Exciting news: All Our Kin just released a new report, Examining Quality in Family Child Care: An Evaluation of All Our Kin.
For the past year and a half, we have been working closely with external evaluator Toni Porter to conduct a rigorous quantitative evaluation of All Our Kin’s impact on child care quality. The study (which was made possible by funding from the Grossman Family Foundation) compared the quality of care in the programs of family child care providers who were in All Our Kin’s network with that of similar providers who had no contact with All Our Kin. Trained outside observers visited all providers’ programs for approximately three hours each, evaluating them using two tools: the Family Child Care Environmental Rating Scale – Revised (FCCERS-R) and the Parenting Interactions with Children: Checklist of Observations Linked to Outcomes (PICCOLO). Both the FCCERS-R and the PICCOLO are nationally-recognized tools for measuring child care quality, and both are correlated with positive outcomes for children.
The results are in. The data show that All Our Kin providers significantly outperformed non-All Our Kin providers on measures of quality.
- All Our Kin providers scored, on average, 53 percent higher on the FCCERS-R, and 30 percent higher on the PICCOLO, than providers who were not associated with All Our Kin.
- All Our Kin providers performed particularly well on FCCERS-R subscales measuring Interactions and Listening & Talking.
- Sixty-four percent of All Our Kin providers scored 4 or higher on the FCCERS-R, compared to five percent of non-All Our Kin providers.
- All Our Kin providers’ average scores on the PICCOLO’s Teaching subscale were 76% higher than those of the comparison providers.

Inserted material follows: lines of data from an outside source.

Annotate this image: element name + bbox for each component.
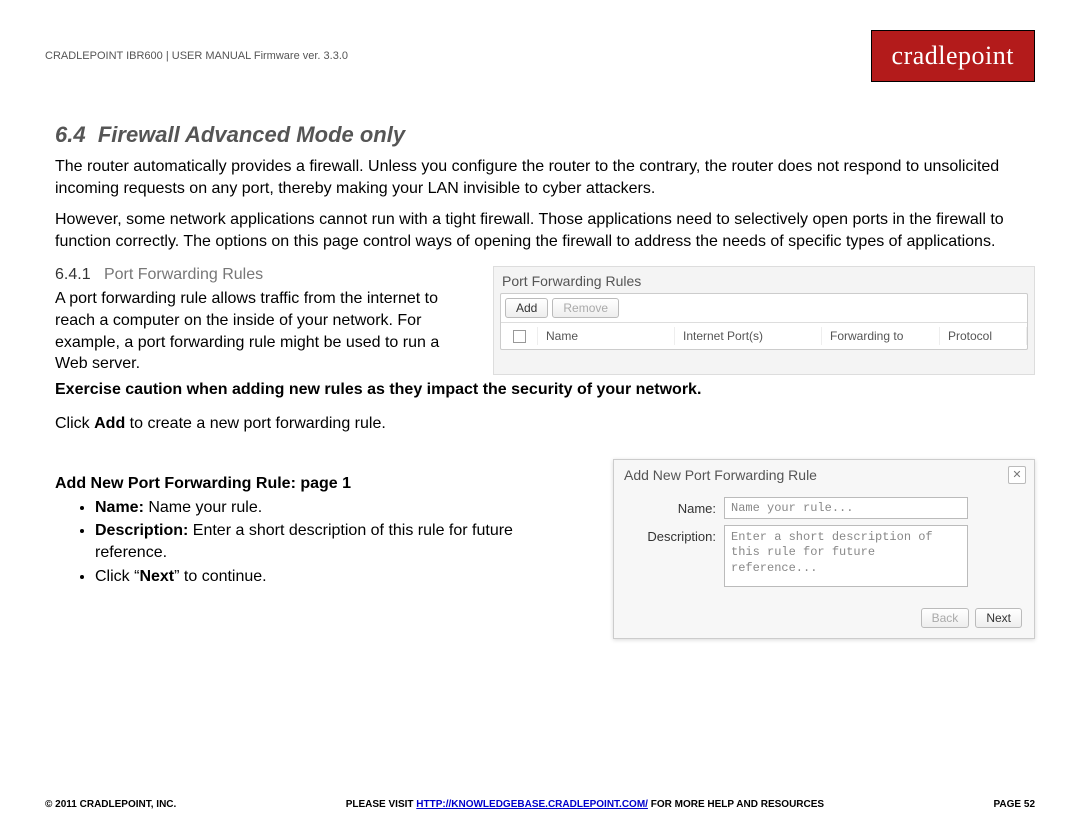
col-protocol: Protocol (940, 327, 1027, 345)
footer-page: PAGE 52 (994, 799, 1036, 810)
section-heading: 6.4 Firewall Advanced Mode only (45, 122, 1035, 148)
footer-copyright: © 2011 CRADLEPOINT, INC. (45, 799, 176, 810)
checkbox-all[interactable] (513, 330, 526, 343)
subsection-para: A port forwarding rule allows traffic fr… (55, 288, 475, 374)
next-button[interactable]: Next (975, 608, 1022, 628)
bullet-name: Name: Name your rule. (95, 497, 583, 519)
widget-title: Port Forwarding Rules (494, 267, 1034, 293)
click-add-text: Click Add to create a new port forwardin… (45, 415, 1035, 433)
section-para-2: However, some network applications canno… (45, 209, 1035, 252)
back-button: Back (921, 608, 970, 628)
caution-text: Exercise caution when adding new rules a… (45, 381, 1035, 399)
remove-button: Remove (552, 298, 619, 318)
document-header: CRADLEPOINT IBR600 | USER MANUAL Firmwar… (45, 30, 348, 62)
col-name: Name (538, 327, 675, 345)
add-rule-dialog: Add New Port Forwarding Rule ✕ Name: Nam… (613, 459, 1035, 639)
port-forwarding-rules-screenshot: Port Forwarding Rules Add Remove Name In… (493, 266, 1035, 374)
footer-link[interactable]: HTTP://KNOWLEDGEBASE.CRADLEPOINT.COM/ (416, 799, 648, 810)
name-input[interactable]: Name your rule... (724, 497, 968, 519)
footer-center: PLEASE VISIT HTTP://KNOWLEDGEBASE.CRADLE… (346, 799, 824, 810)
bullet-next: Click “Next” to continue. (95, 566, 583, 588)
col-internet-ports: Internet Port(s) (675, 327, 822, 345)
cradlepoint-logo: cradlepoint (871, 30, 1035, 82)
description-label: Description: (626, 525, 724, 544)
table-header-row: Name Internet Port(s) Forwarding to Prot… (501, 323, 1027, 349)
name-label: Name: (626, 497, 724, 516)
close-icon[interactable]: ✕ (1008, 466, 1026, 484)
page1-heading: Add New Port Forwarding Rule: page 1 (45, 475, 583, 493)
description-input[interactable]: Enter a short description of this rule f… (724, 525, 968, 587)
col-forwarding-to: Forwarding to (822, 327, 940, 345)
subsection-heading: 6.4.1 Port Forwarding Rules (55, 266, 475, 284)
section-para-1: The router automatically provides a fire… (45, 156, 1035, 199)
add-button[interactable]: Add (505, 298, 548, 318)
dialog-title: Add New Port Forwarding Rule (624, 467, 817, 483)
bullet-description: Description: Enter a short description o… (95, 520, 583, 563)
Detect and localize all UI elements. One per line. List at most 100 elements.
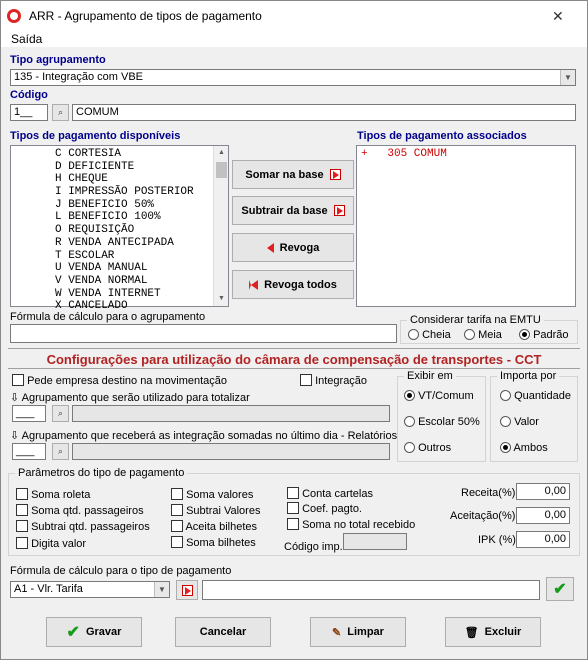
codigo-name-input[interactable]: COMUM (72, 104, 576, 121)
cct-banner: Configurações para utilização do câmara … (46, 352, 542, 367)
formula-tipo-select[interactable]: A1 - Vlr. Tarifa ▼ (10, 581, 170, 598)
soma-bilhetes-checkbox[interactable]: Soma bilhetes (171, 536, 256, 549)
pede-empresa-checkbox[interactable]: Pede empresa destino na movimentação (12, 374, 227, 387)
tarifa-label: Considerar tarifa na EMTU (407, 314, 544, 326)
ipk-input[interactable]: 0,00 (516, 531, 570, 548)
soma-qtd-passageiros-checkbox[interactable]: Soma qtd. passageiros (16, 504, 144, 517)
somar-label: Somar na base (245, 168, 324, 181)
exibir-label: Exibir em (404, 370, 456, 382)
soma-valores-checkbox[interactable]: Soma valores (171, 488, 253, 501)
arrow-first-icon (249, 279, 259, 290)
close-icon[interactable]: ✕ (552, 8, 564, 25)
chevron-down-icon[interactable]: ▼ (560, 70, 575, 85)
exibir-vt[interactable]: VT/Comum (404, 390, 474, 402)
list-item[interactable]: V VENDA NORMAL (55, 275, 194, 288)
excluir-label: Excluir (484, 626, 522, 638)
subtrai-qtd-passageiros-checkbox[interactable]: Subtrai qtd. passageiros (16, 520, 150, 533)
cancelar-label: Cancelar (199, 626, 247, 638)
agrup-totalizar-input[interactable]: ___ (12, 405, 46, 422)
scroll-thumb[interactable] (216, 162, 227, 178)
importa-ambos[interactable]: Ambos (500, 442, 548, 454)
trash-icon: 🗑 (464, 626, 479, 639)
agrup-integracao-label: ⇩ Agrupamento que receberá as integração… (10, 430, 398, 442)
list-item[interactable]: L BENEFICIO 100% (55, 211, 194, 224)
confirm-button[interactable]: ✔ (546, 577, 574, 601)
divider (8, 368, 580, 369)
formula-agrup-label: Fórmula de cálculo para o agrupamento (10, 311, 206, 323)
scrollbar[interactable]: ▲ ▼ (213, 146, 228, 306)
receita-input[interactable]: 0,00 (516, 483, 570, 500)
checkmark-icon: ✔ (66, 624, 80, 641)
list-item[interactable]: J BENEFICIO 50% (55, 199, 194, 212)
agrup-totalizar-label: ⇩ Agrupamento que serão utilizado para t… (10, 392, 250, 404)
revoga-todos-label: Revoga todos (264, 278, 337, 291)
importa-label: Importa por (497, 370, 560, 382)
somar-button[interactable]: Somar na base (232, 160, 354, 189)
list-item[interactable]: O REQUISIÇÃO (55, 224, 194, 237)
parametros-label: Parâmetros do tipo de pagamento (15, 467, 188, 479)
binoculars-icon[interactable]: ⌕ (52, 104, 69, 121)
aceitacao-label: Aceitação(%) (450, 510, 516, 522)
tarifa-cheia[interactable]: Cheia (408, 329, 451, 341)
integracao-checkbox[interactable]: Integração (300, 374, 367, 387)
revoga-todos-button[interactable]: Revoga todos (232, 270, 354, 299)
list-item[interactable]: C CORTESIA (55, 148, 194, 161)
tipo-agrupamento-select[interactable]: 135 - Integração com VBE ▼ (10, 69, 576, 86)
limpar-label: Limpar (347, 626, 384, 638)
agrup-integracao-desc (72, 443, 390, 460)
scroll-down-icon[interactable]: ▼ (214, 292, 229, 306)
divider (8, 348, 580, 349)
associados-list[interactable]: + 305 COMUM (356, 145, 576, 307)
gravar-button[interactable]: ✔ Gravar (46, 617, 142, 647)
soma-roleta-checkbox[interactable]: Soma roleta (16, 488, 90, 501)
digita-valor-checkbox[interactable]: Digita valor (16, 537, 86, 550)
arrow-right-icon (329, 169, 341, 180)
limpar-button[interactable]: ✎ Limpar (310, 617, 406, 647)
subtrai-valores-checkbox[interactable]: Subtrai Valores (171, 504, 260, 517)
aceitacao-input[interactable]: 0,00 (516, 507, 570, 524)
list-item[interactable]: W VENDA INTERNET (55, 288, 194, 301)
arrow-right-icon (333, 205, 345, 216)
apply-formula-button[interactable] (176, 580, 198, 600)
subtrair-label: Subtrair da base (241, 204, 328, 217)
exibir-outros[interactable]: Outros (404, 442, 451, 454)
disponiveis-label: Tipos de pagamento disponíveis (10, 130, 181, 142)
excluir-button[interactable]: 🗑 Excluir (445, 617, 541, 647)
coef-pagto-checkbox[interactable]: Coef. pagto. (287, 502, 362, 515)
tipo-agrupamento-label: Tipo agrupamento (10, 54, 106, 66)
list-item[interactable]: R VENDA ANTECIPADA (55, 237, 194, 250)
formula-tipo-input[interactable] (202, 580, 540, 600)
soma-total-recebido-checkbox[interactable]: Soma no total recebido (287, 518, 415, 531)
exibir-escolar[interactable]: Escolar 50% (404, 416, 480, 428)
aceita-bilhetes-checkbox[interactable]: Aceita bilhetes (171, 520, 257, 533)
formula-agrup-input[interactable] (10, 324, 397, 343)
revoga-button[interactable]: Revoga (232, 233, 354, 262)
eraser-icon: ✎ (332, 626, 342, 639)
chevron-down-icon[interactable]: ▼ (154, 582, 169, 597)
agrup-integracao-input[interactable]: ___ (12, 443, 46, 460)
list-item[interactable]: T ESCOLAR (55, 250, 194, 263)
binoculars-icon[interactable]: ⌕ (52, 405, 69, 422)
arrow-left-icon (266, 242, 274, 253)
codigo-input[interactable]: 1__ (10, 104, 48, 121)
codigo-label: Código (10, 89, 48, 101)
tarifa-meia[interactable]: Meia (464, 329, 502, 341)
window-title: ARR - Agrupamento de tipos de pagamento (29, 9, 262, 23)
cancelar-button[interactable]: Cancelar (175, 617, 271, 647)
subtrair-button[interactable]: Subtrair da base (232, 196, 354, 225)
list-item[interactable]: U VENDA MANUAL (55, 262, 194, 275)
checkmark-icon: ✔ (553, 581, 567, 598)
scroll-up-icon[interactable]: ▲ (214, 146, 229, 160)
associados-label: Tipos de pagamento associados (357, 130, 527, 142)
disponiveis-list[interactable]: C CORTESIA D DEFICIENTE H CHEQUE I IMPRESSÃ… (10, 145, 229, 312)
list-item[interactable]: I IMPRESSÃO POSTERIOR (55, 186, 194, 199)
binoculars-icon[interactable]: ⌕ (52, 443, 69, 460)
importa-quantidade[interactable]: Quantidade (500, 390, 571, 402)
tarifa-padrao[interactable]: Padrão (519, 329, 569, 341)
menu-saida[interactable]: Saída (11, 32, 42, 46)
importa-valor[interactable]: Valor (500, 416, 539, 428)
list-item[interactable]: H CHEQUE (55, 173, 194, 186)
conta-cartelas-checkbox[interactable]: Conta cartelas (287, 487, 373, 500)
list-item[interactable]: + 305 COMUM (361, 148, 447, 160)
list-item[interactable]: D DEFICIENTE (55, 161, 194, 174)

- Twenty-nine percent of All Our Kin providers were rated “good” to “excellent” on global quality compared to five percent of non-All Our Kin providers. Other studies using the same research tools have found that just seven to nine percent of family child care providers rate as “good” to “excellent.”
- Fifty percent of All Our Kin providers intended to stay in the field of family child care “as long as possible,” compared to seven percent of the comparison providers. Intention to remain in the field has been shown to be an important correlate of quality.
These results back up what we have been saying all along: that investing in family child care providers creates a measurable difference in child care quality for our communities’ youngest and most vulnerable children.
“All Our Kin has always been deeply invested in evaluation, and this study is exciting because it takes our work to the next level,” says Kayla Reiman, All Our Kin Research & Evaluation Fellow and co-author of the report. “We hired an external evaluator who is highly respected in the field, trained multiple observers with no previous affiliation with All Our Kin, and compared All Our Kin providers to other providers with similar demographic characteristics and from similar cities in Connecticut. Because research on family child care is limited, this rigorous study makes a valuable contribution to the field.”